Was für ein Zeitsprung ist es dagegen, in den modernen T6 umzusteigen, mit all seiner luxuriösen Großserien-Perfektheit und dem bärenstarken Turbodiesel unter der Haube. 450 Newtonmeter Drehmoment fallen putzmunter über den automatisch steuernden Haldex-Allradantrieb her und lassen den ungleich größeren und schwereren Neuzeit-Bulli bei Bedarf wie einen Berserker durch das Sandgelände toben. Das liegt allerdings auch an den Zutaten, die Seikel dem T6 mit auf die Reise gibt: Eine stabile Höherlegung über ein spezielles Geländefahrwerk, große Offroad-Reifen, Schutzplatten unter dem Fahrzeug. Damit geht mehr als mit manchem modernen SUV und vor allem genug, um auch auf Fernreisen keine Angst vor schlechten Wegen haben zu müssen.
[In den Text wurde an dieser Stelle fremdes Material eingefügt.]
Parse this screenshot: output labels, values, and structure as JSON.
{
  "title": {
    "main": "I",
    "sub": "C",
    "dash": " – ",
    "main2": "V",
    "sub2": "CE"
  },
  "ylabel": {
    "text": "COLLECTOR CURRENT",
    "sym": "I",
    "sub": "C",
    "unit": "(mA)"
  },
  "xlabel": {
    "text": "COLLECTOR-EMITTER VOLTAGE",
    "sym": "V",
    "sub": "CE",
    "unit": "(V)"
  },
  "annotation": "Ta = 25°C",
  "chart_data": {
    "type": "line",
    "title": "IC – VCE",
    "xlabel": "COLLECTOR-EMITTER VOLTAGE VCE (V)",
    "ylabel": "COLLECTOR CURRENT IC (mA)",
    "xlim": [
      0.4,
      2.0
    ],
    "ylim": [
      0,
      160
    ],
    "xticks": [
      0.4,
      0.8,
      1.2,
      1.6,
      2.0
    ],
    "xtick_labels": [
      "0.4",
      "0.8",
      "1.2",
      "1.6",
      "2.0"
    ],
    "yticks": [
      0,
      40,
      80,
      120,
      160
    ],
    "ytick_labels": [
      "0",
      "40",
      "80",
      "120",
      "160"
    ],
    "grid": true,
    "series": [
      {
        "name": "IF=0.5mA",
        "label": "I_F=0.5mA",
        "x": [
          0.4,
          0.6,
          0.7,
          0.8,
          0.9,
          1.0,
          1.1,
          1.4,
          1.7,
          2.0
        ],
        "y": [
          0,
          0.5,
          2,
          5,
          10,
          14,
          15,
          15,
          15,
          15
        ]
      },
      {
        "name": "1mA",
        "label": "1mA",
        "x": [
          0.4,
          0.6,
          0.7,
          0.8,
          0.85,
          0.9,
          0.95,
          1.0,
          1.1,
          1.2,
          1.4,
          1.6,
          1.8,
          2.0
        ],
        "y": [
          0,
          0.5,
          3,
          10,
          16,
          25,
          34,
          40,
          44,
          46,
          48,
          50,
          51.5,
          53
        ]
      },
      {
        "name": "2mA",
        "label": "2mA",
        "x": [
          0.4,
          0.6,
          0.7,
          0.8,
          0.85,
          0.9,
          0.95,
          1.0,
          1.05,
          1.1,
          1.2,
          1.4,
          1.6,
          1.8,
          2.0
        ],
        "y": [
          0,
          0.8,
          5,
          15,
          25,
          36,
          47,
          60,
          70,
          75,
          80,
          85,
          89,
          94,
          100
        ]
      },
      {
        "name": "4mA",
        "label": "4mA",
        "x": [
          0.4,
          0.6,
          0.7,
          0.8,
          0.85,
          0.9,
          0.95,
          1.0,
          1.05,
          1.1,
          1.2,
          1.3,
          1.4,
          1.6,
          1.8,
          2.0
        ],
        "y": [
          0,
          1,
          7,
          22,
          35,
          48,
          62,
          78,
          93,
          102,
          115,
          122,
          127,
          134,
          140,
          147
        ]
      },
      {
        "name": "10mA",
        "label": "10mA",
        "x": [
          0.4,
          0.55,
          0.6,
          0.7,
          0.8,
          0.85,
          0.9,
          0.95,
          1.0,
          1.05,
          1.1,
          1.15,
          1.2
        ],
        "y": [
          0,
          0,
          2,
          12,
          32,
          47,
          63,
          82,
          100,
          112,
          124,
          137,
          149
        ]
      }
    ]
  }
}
Und im Gegensatz zum unverkäuflichen T2-Museumsstück kann man die Offroad-Zutaten des modernen Allrad- Bus einfach so bei Seikel einbauen lassen, um nicht nur in Gedanken auf Abenteuerreisen gehen zu können. Dennoch bleibt jedem gelände-affinen Bulli-Fan vor allem ein Dank an die Beharrlichkeit der Ingenieure Mayer und Duckstein, die vor fast 50 Jahren gegen die Vorgaben der Konzernleitung mit dem multifunktionalen Allrad-Kasten ein Erfolgskonzept erfanden, das bis heute vergleichsweise konkurrenzlos im Markt steht.
Fazit
Anfang der 1970er Jahre begann unter Leitung des VW-Nutzfahrzeug-Chefentwicklers Gustav Mayer die Arbeit am allradgetriebenen VW T2. Das letzte Exemplar der entstandenen Prototypen, heute ein Museumsstück, kann immer noch mit seiner außergewöhnlichen Technik begeistern, obwohl der Siegeszug dieser Technik erst mit dem T3 Syncro in der Serienfertigung begann. Der Vergleich mit dem modernen T6 verbietet sich eigentlich, obwohl der – speziell mit den Offroad-Modifikationen der Firma Seikel – ein ganz eigenes Abenteuer-Aroma verbreitet.